Cloud infrastructure based on untrusted server nodes
Now many enterprises have begun to provide users with cloud computing services, a practical cloud computing infrastructure needs to address a number of key technologies, cloud computing era it technicians need to coordinate the largest ever server farm, and ensure that the entire system continues to function continuously. Cloud computing era users of a large number of critical data, key business and critical applications were moved to the cloud, so the system security, high availability, high performance to the cloud computing system is the basic requirements.
Today's cloud computing enterprises, because cloud computing platform technology is a complex system, technology involves a wide range of companies engaged in cloud computing research and development of the technical strength and financial strength of a high demand, which can really at this stage of the cloud computing Platform research and development enterprise is not too much, At this stage, a large number of companies claiming to be able to provide cloud computing services are more of their original technology and resources of similar cloud-like parts of the cloud: such as host leasing, network storage.
To achieve the coordination of tens of thousands of even millions of servers, and to provide developers with a rich API to meet the needs of ordinary users and enterprise-level users is a very difficult problem, so a practical cloud computing system is a complex systems engineering, not even a business can be completed independently, It requires server providers, storage device providers, system platform providers, network device providers, network bandwidth providers, and application developers to work together.
From Google's experience and the size of the future server cluster, the server failure as a cloud computing system of the server model is in line with the actual situation, in this case, a single server can be considered as untrusted node, in the system design must be the failure of untrusted server nodes in the system, cannot be delivered to developers and ordinary users.
This chapter will introduce a model of cloud computing infrastructure with an untrusted node model, and we do not expect this model to be perfect, just hoping to provide readers with a way to build a system.

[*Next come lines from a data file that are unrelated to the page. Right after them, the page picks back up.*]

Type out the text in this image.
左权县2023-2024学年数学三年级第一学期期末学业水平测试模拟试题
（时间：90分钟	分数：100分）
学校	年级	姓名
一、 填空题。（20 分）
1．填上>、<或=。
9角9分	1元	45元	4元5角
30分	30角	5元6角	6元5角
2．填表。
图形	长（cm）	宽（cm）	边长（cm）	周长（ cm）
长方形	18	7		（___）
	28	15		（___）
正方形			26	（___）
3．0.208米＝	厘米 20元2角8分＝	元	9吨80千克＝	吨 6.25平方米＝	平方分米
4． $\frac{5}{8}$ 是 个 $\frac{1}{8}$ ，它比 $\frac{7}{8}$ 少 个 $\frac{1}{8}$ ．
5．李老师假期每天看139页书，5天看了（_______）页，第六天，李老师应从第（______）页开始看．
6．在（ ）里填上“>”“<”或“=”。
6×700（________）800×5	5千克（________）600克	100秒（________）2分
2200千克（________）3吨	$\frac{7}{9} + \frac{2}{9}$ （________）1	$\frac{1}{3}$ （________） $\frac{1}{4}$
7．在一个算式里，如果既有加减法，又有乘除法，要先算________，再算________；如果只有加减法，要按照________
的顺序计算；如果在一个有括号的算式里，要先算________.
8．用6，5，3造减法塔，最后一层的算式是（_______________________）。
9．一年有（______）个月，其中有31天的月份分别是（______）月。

Application Scenarios for cloud computing infrastructure
We want to design the cloud computing infrastructure first of all to confirm the application of this system scenario, the application of the scene confirmed the actual implementation of the cloud computing system to confirm the overall requirements. A practical cloud computing infrastructure must be a real-world architecture, the life of cloud computing is user-oriented, user-centric, and the cloud infrastructure in this chapter is designed with the actual cloud computing center as a scenario, which includes the following main points.
(1) The size of the number of nodes is very large, the failure probability of a single node is relatively large, so that the entire system has a node failure probability is quite large.
This scene requires the system to be able to effectively monitor and coordinate all the nodes, timely alarm the failure of the node, and report the details of the fault to the management node, make the corresponding data and compute the migration operation to ensure the continuous operation of the system. Because of the huge number of nodes in the system, the probability of the failure nodes in the system is very large, as we've said before, if a node fails in a year with a failure rate of 0.1%, that is, once every 1 00, the probability of one node failure in a cluster with 10 000 nodes is 1. 0%, there are 1 000 000 nodes in a cluster in a year, the probability of a node failure is 100 0%, that is, a year will occur 1 000 node failure, this probability is relatively large, the average daily 3 nodes will be invalidated. In fact, a node in a year of failure probability of 0.1% is quite low, no server can run 1 000 years before the failure, if this value increase that every day hundreds of nodes will fail.
(2) Cloud computing centers may be integrated across multiple centers over a region.
Because cloud computing centers can be located in different places, coordination and communication between centers are issues that the system must consider, and because of the trans-Zone Cloud Computing Center provides a more advanced cross-zone data security assurance level for data storage, High-security data can provide data backups across the region, allowing for cross zone computing and storage migration in the event of a major node failure, and higher availability of the system.
(3) Users in the cloud computing system is to be engaged in data-intensive and computationally intensive work, rather than a single storage or computing work.
Many of the existing cloud computing systems do not implement data-intensive applications and compute-intensive applications while supporting and future cloud computing system in the face of diverse users, different needs of users will be in the same system operation and work, have engaged in scientific computing, have engaged in information mining, have engaged in simple office, have engaged in image processing, These applications have both data-intensive and computational-intensive, as well as computational and data-intensive, so cloud computing systems must be flexible in responding to this diverse demand.
(4) A cloud computing infrastructure should have the ability to adapt to a wide variety of applications, with individual users, enterprise-level users, and developers working on the system.
A large number of applications in the system to run, the system must be different applications, different users of effective hardware and software isolation, so as to ensure that these services can not be mutually affected, the data between different users can not cover each other.
(5) Non-cloud infrastructure designers and providers do not need to understand the hardware and software of any cloud computing center, they only need to use computing and storage resources on demand, cloud computing center for them is just an on demand resource pool.
Mapping an on-demand computing and storage resource pool to ordinary users is a core technology in cloud computing, and the virtualization approach is an important means of solving this problem.
The above scenario provides a corresponding requirement for the design of the cloud computing infrastructure, and must consider its adaptability to the application scenario when designing the cloud computing system. Of course, the scenario we provide is not a very comprehensive scenario, and a business-class product may need to consider more complex scenarios.